Parole forti motivate da mesi di annunci mai diventati realtà. L'ultimo dietro front solo poche ore fa quando il Presidente Rosario Crocetta ha riscritto, per l'ennesima volta, l'emendamento sul fondo unico destinato alle persone con disabilità. All'interno, oltre ai 68,7 milioni nazionali, confluiscono 80 milioni di fondi aggiuntivi della Regione: 51 milioni tolti all'Irfis, la società finanziaria regionale, 25 milioni agli introiti relativi alle tasse automobilistiche e quattro milioni a Riscossione Sicilia. La norma ha scatenato anche l'ira dei dipendenti regionali.  “Dall’anno prossimo – denunciano Cobas e Codir - i fondi per l’assistenza ai disabili saranno stanziati anche grazie a un taglio annuale di 59 milioni di euro da effettuare sulle entrate del Fondo di Quiescenza, l’istituto che eroga le pensioni ai dipendenti regionali". 

"Non sapete quante sono le persone con disabilità - attaccano i disabili -. Volete elargire soldi senza una reale copertura. Non sapete nemmeno spiegarci perché in due distretti limitrofi (Caltanissetta e Agrigento) ci siano divergenze numeriche tra i gravissimi e la nuova categoria da voi inventata (gravissimissimissimi?) andando contro i regolamenti nazionali. Avete per anni dato centinaia di migliaia di euro a singole persone con una legge incostituzionale, mentre tutti noi dovevamo gestirci al massimo 2 ore di assistenza con quattro spiccioli. Come giustificate questa sperequazione che va avanti dal 2005? Esistono disabili di serie B"?

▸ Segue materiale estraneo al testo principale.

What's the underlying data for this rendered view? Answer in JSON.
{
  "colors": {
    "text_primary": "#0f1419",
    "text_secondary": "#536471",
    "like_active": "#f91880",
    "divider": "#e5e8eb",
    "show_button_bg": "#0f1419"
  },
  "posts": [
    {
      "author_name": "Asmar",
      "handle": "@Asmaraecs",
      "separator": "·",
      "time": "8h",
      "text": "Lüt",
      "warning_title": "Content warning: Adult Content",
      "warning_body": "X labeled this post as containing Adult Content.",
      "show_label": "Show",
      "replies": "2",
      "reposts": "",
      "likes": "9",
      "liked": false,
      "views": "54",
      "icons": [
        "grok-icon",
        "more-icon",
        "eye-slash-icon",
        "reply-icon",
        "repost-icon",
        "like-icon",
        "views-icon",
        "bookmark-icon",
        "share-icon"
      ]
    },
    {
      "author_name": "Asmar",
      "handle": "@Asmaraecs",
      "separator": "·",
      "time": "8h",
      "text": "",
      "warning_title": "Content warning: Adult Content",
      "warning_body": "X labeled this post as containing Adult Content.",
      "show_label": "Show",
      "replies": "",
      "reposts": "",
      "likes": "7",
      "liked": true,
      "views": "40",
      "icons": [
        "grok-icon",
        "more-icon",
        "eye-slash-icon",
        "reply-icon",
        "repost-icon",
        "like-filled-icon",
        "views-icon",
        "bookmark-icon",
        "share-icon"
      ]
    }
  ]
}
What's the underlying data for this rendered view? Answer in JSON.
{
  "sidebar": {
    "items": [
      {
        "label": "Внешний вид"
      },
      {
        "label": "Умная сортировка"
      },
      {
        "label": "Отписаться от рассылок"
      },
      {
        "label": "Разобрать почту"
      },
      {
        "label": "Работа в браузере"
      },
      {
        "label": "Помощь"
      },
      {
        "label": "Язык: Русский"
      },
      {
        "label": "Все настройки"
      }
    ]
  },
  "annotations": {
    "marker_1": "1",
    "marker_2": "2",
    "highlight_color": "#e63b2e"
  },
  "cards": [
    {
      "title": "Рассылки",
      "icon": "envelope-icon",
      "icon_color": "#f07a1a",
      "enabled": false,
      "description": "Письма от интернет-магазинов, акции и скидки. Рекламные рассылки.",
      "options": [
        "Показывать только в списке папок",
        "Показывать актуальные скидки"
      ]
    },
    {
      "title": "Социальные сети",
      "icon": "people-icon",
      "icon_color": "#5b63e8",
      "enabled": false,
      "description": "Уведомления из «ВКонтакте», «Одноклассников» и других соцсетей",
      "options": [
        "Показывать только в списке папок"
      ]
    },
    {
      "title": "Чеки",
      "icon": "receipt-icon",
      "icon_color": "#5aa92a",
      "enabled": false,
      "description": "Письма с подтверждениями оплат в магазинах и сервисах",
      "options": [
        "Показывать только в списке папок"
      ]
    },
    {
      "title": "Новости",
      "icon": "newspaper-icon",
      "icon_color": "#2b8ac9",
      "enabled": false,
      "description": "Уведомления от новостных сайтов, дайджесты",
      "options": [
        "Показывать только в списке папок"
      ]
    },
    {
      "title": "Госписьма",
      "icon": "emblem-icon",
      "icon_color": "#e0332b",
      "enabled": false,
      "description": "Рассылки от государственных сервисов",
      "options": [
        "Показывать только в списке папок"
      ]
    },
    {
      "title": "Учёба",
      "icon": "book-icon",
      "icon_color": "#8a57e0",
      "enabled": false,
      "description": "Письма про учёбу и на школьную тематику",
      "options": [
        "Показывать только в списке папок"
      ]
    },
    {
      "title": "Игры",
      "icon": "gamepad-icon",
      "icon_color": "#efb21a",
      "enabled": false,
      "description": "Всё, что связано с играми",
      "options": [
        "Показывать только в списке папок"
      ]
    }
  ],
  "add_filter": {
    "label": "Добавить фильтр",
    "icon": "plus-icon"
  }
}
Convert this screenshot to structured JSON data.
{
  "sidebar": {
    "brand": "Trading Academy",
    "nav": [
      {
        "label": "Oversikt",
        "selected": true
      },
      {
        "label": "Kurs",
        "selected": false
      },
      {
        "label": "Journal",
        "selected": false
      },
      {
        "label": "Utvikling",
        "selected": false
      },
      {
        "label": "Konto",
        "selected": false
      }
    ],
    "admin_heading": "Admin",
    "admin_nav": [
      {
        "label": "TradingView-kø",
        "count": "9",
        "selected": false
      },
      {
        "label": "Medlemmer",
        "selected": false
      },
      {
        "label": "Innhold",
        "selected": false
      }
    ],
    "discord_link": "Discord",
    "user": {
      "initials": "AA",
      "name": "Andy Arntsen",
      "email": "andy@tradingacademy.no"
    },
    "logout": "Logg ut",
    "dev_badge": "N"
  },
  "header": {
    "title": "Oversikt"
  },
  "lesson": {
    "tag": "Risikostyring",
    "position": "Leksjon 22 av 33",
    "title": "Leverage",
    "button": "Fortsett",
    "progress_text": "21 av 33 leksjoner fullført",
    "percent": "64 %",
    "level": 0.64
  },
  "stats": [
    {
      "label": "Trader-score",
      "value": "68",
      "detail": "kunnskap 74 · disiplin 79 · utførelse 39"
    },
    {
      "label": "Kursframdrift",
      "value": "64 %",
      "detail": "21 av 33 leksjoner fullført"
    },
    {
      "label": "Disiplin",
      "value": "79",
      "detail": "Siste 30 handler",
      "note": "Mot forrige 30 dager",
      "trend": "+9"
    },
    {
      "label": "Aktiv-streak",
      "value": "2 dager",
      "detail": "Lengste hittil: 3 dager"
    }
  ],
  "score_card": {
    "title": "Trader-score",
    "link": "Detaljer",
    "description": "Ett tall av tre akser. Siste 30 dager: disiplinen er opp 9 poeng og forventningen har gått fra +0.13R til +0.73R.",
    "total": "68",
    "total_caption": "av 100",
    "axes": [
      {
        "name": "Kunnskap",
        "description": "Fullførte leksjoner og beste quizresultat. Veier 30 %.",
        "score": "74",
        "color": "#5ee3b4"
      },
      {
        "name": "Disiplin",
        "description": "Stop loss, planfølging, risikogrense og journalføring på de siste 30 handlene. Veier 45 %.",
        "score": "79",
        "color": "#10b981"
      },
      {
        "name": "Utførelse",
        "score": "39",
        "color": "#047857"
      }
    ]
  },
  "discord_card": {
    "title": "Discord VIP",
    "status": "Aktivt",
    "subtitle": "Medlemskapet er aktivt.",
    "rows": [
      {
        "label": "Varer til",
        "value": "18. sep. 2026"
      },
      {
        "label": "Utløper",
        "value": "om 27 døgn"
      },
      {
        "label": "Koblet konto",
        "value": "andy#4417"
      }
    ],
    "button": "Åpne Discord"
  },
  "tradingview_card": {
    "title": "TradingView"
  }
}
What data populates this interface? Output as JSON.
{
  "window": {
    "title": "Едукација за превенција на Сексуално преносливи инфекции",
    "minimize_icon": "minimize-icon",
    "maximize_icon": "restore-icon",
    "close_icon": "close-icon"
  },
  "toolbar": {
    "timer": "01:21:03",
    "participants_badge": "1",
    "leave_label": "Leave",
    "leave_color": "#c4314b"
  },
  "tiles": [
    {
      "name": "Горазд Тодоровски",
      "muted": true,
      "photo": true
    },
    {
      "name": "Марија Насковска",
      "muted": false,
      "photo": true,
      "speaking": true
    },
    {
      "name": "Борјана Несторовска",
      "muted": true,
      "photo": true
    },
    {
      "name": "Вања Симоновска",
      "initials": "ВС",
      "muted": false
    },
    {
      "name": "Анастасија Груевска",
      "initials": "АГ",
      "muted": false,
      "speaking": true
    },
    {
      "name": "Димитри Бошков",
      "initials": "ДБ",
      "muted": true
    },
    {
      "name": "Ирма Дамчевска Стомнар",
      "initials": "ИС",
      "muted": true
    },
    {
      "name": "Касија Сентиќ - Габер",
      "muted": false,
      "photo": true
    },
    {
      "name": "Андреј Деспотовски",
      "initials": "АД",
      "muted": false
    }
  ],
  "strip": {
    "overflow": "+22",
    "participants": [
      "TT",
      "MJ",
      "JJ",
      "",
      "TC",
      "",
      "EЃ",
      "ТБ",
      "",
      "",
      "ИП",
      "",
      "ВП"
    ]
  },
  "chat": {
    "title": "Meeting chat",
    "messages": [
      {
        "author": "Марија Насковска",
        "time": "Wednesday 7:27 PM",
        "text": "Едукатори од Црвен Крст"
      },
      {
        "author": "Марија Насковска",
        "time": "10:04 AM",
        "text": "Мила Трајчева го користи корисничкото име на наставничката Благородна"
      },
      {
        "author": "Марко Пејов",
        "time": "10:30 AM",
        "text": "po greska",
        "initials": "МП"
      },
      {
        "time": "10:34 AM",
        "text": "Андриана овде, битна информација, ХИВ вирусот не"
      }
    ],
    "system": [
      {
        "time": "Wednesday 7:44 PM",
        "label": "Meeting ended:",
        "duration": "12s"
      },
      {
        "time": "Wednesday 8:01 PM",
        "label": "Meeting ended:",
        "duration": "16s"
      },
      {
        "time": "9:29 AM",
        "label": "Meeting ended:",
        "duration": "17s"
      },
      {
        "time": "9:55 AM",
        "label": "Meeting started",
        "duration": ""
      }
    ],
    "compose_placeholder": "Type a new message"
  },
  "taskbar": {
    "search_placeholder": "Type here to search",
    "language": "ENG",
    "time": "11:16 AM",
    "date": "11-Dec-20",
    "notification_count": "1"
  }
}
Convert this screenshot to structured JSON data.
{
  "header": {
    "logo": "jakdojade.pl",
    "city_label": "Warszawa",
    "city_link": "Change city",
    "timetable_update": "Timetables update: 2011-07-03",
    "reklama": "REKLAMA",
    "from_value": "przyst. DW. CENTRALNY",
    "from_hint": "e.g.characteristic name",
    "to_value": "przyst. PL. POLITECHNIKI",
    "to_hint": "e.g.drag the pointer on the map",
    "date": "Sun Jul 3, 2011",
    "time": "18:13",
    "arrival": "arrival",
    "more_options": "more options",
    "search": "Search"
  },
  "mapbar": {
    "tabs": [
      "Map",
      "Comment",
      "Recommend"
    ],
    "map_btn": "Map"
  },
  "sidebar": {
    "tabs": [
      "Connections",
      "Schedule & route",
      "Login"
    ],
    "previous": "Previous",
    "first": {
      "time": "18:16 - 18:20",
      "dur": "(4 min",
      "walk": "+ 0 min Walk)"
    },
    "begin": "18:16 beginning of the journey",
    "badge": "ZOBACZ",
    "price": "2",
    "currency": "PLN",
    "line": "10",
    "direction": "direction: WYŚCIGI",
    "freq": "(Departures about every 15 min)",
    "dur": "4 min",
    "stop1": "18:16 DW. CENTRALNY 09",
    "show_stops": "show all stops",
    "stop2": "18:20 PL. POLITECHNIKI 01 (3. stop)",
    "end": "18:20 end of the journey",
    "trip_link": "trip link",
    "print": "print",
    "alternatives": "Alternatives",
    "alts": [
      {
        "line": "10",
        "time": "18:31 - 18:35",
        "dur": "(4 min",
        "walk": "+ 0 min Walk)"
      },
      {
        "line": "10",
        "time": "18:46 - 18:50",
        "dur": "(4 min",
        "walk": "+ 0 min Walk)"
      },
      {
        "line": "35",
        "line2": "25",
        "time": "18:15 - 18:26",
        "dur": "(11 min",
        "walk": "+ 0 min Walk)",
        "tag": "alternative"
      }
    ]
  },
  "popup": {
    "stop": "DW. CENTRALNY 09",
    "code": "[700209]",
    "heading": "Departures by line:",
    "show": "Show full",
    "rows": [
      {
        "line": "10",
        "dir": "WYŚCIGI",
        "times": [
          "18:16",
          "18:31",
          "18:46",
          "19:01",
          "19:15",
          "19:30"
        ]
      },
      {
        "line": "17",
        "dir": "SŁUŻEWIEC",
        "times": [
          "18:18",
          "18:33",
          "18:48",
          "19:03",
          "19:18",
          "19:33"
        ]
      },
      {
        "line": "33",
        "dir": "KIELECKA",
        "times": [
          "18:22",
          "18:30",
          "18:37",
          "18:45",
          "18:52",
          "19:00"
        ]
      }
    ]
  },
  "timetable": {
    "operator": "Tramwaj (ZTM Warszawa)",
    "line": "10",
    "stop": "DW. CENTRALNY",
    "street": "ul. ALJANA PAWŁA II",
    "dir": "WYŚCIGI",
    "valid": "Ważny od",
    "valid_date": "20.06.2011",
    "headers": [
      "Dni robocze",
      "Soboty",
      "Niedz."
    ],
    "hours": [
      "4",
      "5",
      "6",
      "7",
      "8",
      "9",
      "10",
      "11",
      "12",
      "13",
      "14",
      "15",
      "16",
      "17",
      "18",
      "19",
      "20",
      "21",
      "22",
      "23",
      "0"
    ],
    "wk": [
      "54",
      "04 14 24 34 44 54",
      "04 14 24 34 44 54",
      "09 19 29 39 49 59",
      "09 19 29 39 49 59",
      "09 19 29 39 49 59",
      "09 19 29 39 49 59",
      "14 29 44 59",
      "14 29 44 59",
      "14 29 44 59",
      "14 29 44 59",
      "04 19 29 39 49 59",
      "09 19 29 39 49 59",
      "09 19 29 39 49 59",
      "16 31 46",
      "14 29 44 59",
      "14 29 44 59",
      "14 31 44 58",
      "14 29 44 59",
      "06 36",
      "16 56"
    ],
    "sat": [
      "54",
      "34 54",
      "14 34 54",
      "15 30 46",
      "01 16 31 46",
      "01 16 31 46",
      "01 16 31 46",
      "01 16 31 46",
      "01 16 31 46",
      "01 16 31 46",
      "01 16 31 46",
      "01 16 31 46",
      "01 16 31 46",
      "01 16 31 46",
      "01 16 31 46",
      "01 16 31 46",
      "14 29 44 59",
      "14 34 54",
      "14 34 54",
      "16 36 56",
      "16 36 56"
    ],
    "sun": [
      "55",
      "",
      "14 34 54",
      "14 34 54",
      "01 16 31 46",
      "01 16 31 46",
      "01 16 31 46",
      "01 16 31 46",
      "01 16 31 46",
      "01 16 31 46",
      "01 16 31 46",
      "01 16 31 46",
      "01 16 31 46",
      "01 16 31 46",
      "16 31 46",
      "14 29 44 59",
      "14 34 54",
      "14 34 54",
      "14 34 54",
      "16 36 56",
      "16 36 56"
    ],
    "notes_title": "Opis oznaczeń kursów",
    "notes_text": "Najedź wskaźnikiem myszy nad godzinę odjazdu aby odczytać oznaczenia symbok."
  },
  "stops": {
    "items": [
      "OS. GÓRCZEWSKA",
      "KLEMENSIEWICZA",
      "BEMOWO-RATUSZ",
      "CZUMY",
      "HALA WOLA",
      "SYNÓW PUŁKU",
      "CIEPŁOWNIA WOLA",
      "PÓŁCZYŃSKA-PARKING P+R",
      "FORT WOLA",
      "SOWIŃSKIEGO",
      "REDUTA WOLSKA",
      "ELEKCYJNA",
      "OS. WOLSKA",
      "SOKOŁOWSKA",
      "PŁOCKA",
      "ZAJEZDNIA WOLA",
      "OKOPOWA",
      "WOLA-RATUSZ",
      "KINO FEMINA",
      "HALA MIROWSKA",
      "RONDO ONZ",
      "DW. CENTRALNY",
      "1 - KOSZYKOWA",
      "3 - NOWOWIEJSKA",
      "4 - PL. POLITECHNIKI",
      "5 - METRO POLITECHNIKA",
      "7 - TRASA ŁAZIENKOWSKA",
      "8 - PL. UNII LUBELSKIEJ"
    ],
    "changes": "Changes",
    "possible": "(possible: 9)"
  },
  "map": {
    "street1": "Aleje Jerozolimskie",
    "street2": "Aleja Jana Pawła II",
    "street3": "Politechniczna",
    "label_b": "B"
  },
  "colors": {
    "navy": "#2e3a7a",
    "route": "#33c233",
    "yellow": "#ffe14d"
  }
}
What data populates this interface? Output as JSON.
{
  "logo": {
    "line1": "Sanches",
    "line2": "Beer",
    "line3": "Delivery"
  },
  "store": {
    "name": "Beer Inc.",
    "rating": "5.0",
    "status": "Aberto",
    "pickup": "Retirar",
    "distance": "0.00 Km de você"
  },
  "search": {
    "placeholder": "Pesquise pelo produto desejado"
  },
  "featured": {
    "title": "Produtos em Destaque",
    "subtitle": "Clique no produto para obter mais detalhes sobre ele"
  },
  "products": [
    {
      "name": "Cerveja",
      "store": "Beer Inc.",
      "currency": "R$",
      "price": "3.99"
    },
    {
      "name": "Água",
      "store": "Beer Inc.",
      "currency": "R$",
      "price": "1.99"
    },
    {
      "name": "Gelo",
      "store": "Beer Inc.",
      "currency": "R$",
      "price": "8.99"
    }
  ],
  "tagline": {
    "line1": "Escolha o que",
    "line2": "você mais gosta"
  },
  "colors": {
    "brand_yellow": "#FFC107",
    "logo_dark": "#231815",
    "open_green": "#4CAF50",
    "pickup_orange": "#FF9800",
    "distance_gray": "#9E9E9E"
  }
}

Ma la lista delle colpe della Regione non finisce qui. La Sicilia solo adesso sta lavorando a creare le Unità di Valutazione Multidimensionale UVM, obbligatorie ai sensi di legge. Idem per i progetti individuali: ancora non ci sono. Mancano anche i controlli per verificare se chi usufruisce delle ore di assistenza nè ha veramente diritto. "Vi abbiamo riempiti di proposte serie e concrete, sedendoci a tutti i tavoli seppur traballanti a cui ci avete invitato, superando anche l`inaccessibilità dei vostri scranni oltre che dei vostri cuori perché accecati dal potere - conclude l'appello - Che ne avete fatto? Adesso basta. Siete indegni di quel potere".